CLINTON, Minn. – Brent Olson unlocked the cafe's door at 5:45 a.m. and strode straight to the refrigerator, grabbing the butter and maple syrup. He ground coffee beans and switched on the pot. He hadn't yet lit the "Open" sign when, at exactly 6 a.m., his first customer arrived.
"Hey, Dougie," Olson said, smiling.
Olson, 61, never intended to run a small-town cafe. He's a writer. A county commissioner. A former pig farmer. But on this morning, like most, he found himself hovering over the hot grill of the Inadvertent Cafe in this tiny western Minnesota city of 450 residents, cracking eggs and browning sausage he made from scratch.
Olson grew up going to this Main Street cafe and, a few years ago, decided the area would benefit from its reopening: It would support the grocer across the street, offer an alternative to convenience store doughnuts and give farmers a place to make food products they could sell. So he pitched his idea to the Bush Foundation, winning a two-year fellowship, and promised to operate the cafe for four years.
Now, with that four-year end date fast approaching and Olson growing weary of his 5 a.m. alarm, he and others in Clinton are trying to figure out whether this small-town experiment can survive without foundation money. Or him.
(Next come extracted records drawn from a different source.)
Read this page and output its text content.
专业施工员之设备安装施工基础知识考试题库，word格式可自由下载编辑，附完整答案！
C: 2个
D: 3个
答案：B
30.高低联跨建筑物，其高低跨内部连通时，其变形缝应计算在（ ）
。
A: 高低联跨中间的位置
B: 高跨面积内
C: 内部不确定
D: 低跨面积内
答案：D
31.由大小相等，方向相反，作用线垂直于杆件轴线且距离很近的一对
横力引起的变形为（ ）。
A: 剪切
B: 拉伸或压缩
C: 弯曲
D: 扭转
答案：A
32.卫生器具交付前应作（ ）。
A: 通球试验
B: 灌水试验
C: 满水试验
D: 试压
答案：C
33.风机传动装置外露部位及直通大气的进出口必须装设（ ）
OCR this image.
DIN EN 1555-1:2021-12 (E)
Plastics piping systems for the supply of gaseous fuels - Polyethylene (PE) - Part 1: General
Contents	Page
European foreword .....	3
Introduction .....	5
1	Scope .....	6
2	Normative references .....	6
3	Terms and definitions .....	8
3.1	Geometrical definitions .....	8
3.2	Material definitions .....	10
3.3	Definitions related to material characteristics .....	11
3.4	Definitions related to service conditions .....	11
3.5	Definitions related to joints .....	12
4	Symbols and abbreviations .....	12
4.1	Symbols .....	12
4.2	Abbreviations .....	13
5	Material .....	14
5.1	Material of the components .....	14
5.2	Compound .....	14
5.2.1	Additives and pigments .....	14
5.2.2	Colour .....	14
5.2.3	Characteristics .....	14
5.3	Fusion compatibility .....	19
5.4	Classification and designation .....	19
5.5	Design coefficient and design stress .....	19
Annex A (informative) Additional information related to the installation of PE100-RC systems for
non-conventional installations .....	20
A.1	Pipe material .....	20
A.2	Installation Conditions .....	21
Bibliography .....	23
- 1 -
"I don't know who else could step up and do the cafe in the same way," said Kathy Draeger, a regular at the restaurant and the statewide director of the University of Minnesota Regional Sustainable Development Partnerships. "I think that cafe is both a ministry and a love letter to the community."
Olson's decision to run this place, 13 miles from the South Dakota border, has a lot to do with his farmhouse 9 miles in the other direction. He feels fortunate to live in that old house, built by his great-grandparents, and in Big Stone County, a swath of prairie that has lost a quarter of its population over the past 25 years, bringing it to about 5,100. His "painfully overdeveloped sense of responsibility" keeps him working to deserve the joy of living here, he said.
The experiment also makes a good story, as shown by Olson's next book, "The Inadvertent Cafe." And Olson loves a good story.